Na primeira visita, todos os sujeitos foram submetidos a avaliação física e entrevistados quanto a hábitos de atividade física e ingestão alimentar. Na última visita, depois de 6 meses de participação nos grupos, todas as crianças e adolescentes foram novamente submetidos às avaliações e questionários iniciais. Todos os assistentes da pesquisa foram previamente orientados para a aplicação dos questionários. A avaliação da composição corporal foi realizada por um mesmo assistente de pesquisa previamente preparado. Os instrumentos da pesquisa foram anteriormente aplicados, pelo pesquisador responsável, em 25 crianças e adolescentes na faixa etária estudada para avaliação de sua adequação.

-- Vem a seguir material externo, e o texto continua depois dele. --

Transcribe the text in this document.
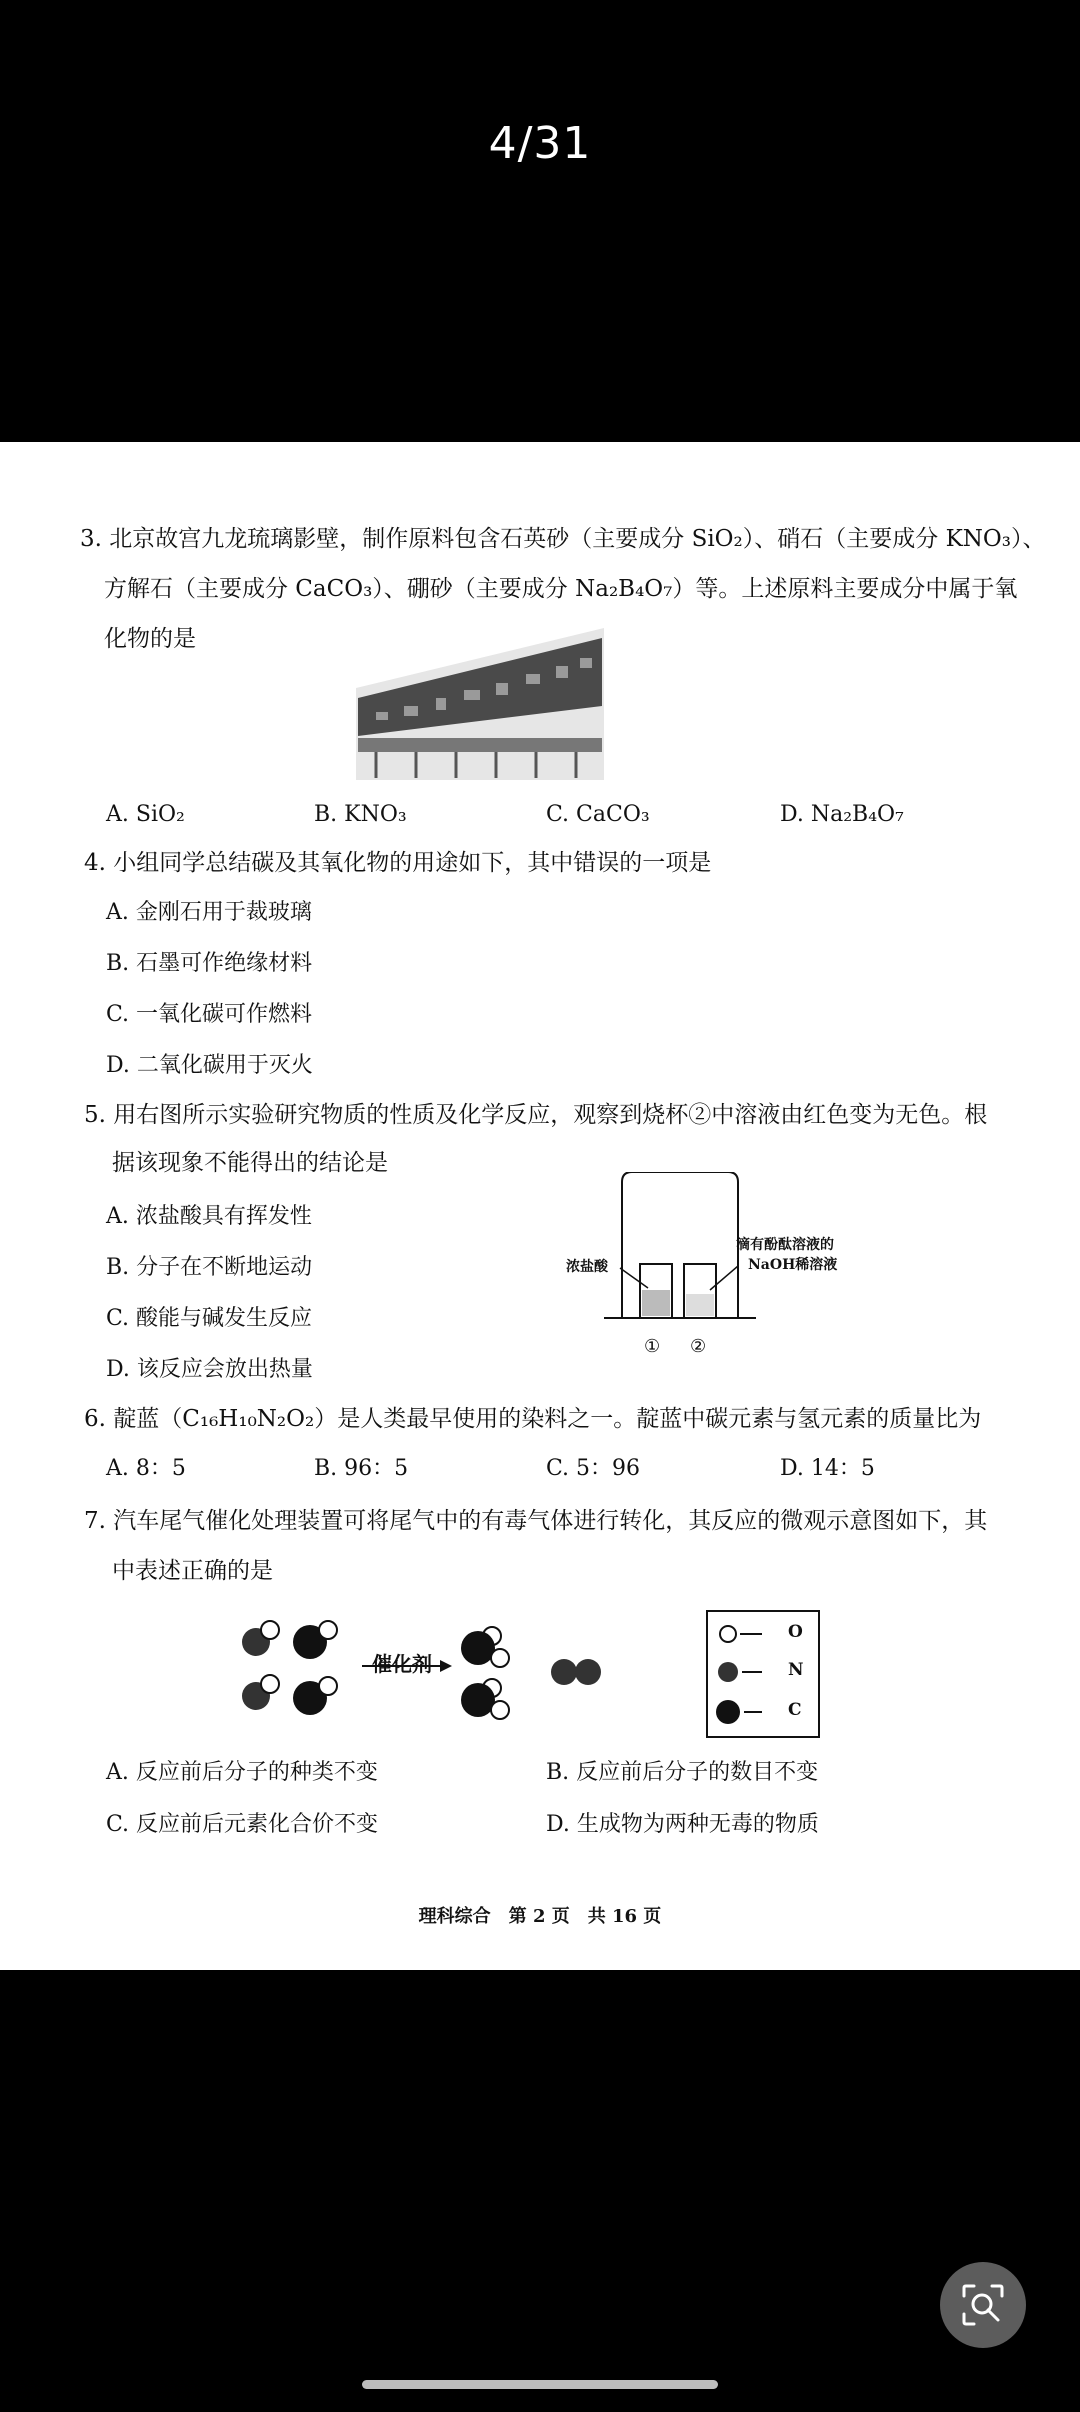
4/31
3. 北京故宫九龙琉璃影壁，制作原料包含石英砂（主要成分 SiO₂）、硝石（主要成分 KNO₃）、
方解石（主要成分 CaCO₃）、硼砂（主要成分 Na₂B₄O₇）等。上述原料主要成分中属于氧
化物的是
A. SiO₂	B. KNO₃	C. CaCO₃	D. Na₂B₄O₇
4. 小组同学总结碳及其氧化物的用途如下，其中错误的一项是
A. 金刚石用于裁玻璃
B. 石墨可作绝缘材料
C. 一氧化碳可作燃料
D. 二氧化碳用于灭火
5. 用右图所示实验研究物质的性质及化学反应，观察到烧杯②中溶液由红色变为无色。根
据该现象不能得出的结论是
A. 浓盐酸具有挥发性
B. 分子在不断地运动
C. 酸能与碱发生反应
D. 该反应会放出热量
浓盐酸
滴有酚酞溶液的
NaOH稀溶液
① ②
6. 靛蓝（C₁₆H₁₀N₂O₂）是人类最早使用的染料之一。靛蓝中碳元素与氢元素的质量比为
A. 8：5	B. 96：5	C. 5：96	D. 14：5
7. 汽车尾气催化处理装置可将尾气中的有毒气体进行转化，其反应的微观示意图如下，其
中表述正确的是
催化剂
O
N
C
A. 反应前后分子的种类不变	B. 反应前后分子的数目不变
C. 反应前后元素化合价不变	D. 生成物为两种无毒的物质
理科综合　第 2 页　共 16 页
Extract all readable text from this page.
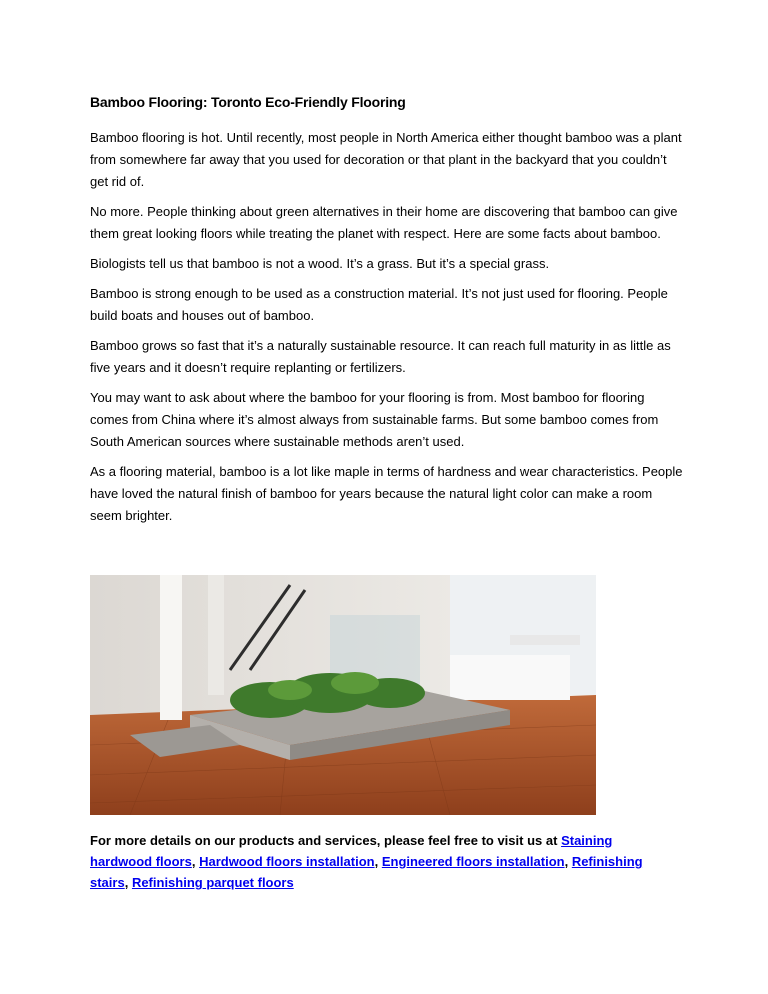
Bamboo Flooring: Toronto Eco-Friendly Flooring

Bamboo flooring is hot. Until recently, most people in North America either thought bamboo was a plant from somewhere far away that you used for decoration or that plant in the backyard that you couldn’t get rid of.

No more. People thinking about green alternatives in their home are discovering that bamboo can give them great looking floors while treating the planet with respect. Here are some facts about bamboo.

Biologists tell us that bamboo is not a wood. It’s a grass. But it’s a special grass.

Bamboo is strong enough to be used as a construction material. It’s not just used for flooring. People build boats and houses out of bamboo.

Bamboo grows so fast that it’s a naturally sustainable resource. It can reach full maturity in as little as five years and it doesn’t require replanting or fertilizers.

You may want to ask about where the bamboo for your flooring is from. Most bamboo for flooring comes from China where it’s almost always from sustainable farms. But some bamboo comes from South American sources where sustainable methods aren’t used.

As a flooring material, bamboo is a lot like maple in terms of hardness and wear characteristics. People have loved the natural finish of bamboo for years because the natural light color can make a room seem brighter.

For more details on our products and services, please feel free to visit us at Staining hardwood floors, Hardwood floors installation, Engineered floors installation, Refinishing stairs, Refinishing parquet floors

O atendimento ambulatorial foi realizado no ambulatório de suporte nutricional pediátrico já existente no Hospital de Clínicas de Porto Alegre, sob a orientação do pesquisador responsável. Para essas crianças e adolescentes, foi assegurada uma consulta mensal, quando eram pesadas e medidas e orientadas quanto ao manejo da alimentação e aumento da atividade física. Cada sujeito recebeu um manual onde eram abordados os aspectos principais do atendimento e anotadas as orientações. O atendimento foi realizado por três assistentes de pesquisa preparados quanto ao modo de atendimento e que podiam dirigir-se ao orientador do ambulatório sempre que necessário.

O programa constou de encontros mensais com aula expositiva de 45 minutos. Cada aula foi ministrada por um assistente de pesquisa orientado quanto à postura e forma de exposição. As aulas foram preparadas pelo assistente de pesquisa e pelo pesquisador responsável e tinham abordagem prática. Após a aula, crianças e adolescentes eram divididos em quatro grupos fixos, de acordo com sexo e idade, e tinham atividades individualizadas (revisão da aula e do compromisso do encontro anterior, realização de uma tarefa relacionada com o assunto da aula, planejamento dos objetivos para serem cumpridos no mês seguinte e atividade livre), monitorados por um mesmo assistente de pesquisa. Os pais e/ou responsáveis eram agrupados para discutir suas dificuldades e maneiras de alterar hábitos alimentares, também com um assistente de pesquisa e com o pesquisador responsável. O programa compreendeu seis encontros, além do primeiro e do último, quando foram aplicados os instrumentos de avaliação. Os assuntos abordados foram os seguintes: o que é obesidade e suas complicações; alimentos e pirâmide alimentar; substituições e formas de preparo de alimentos; como ficar mais ativo; aspectos comportamentais, posturais e de auto-estima; e como manter os hábitos saudáveis sugeridos.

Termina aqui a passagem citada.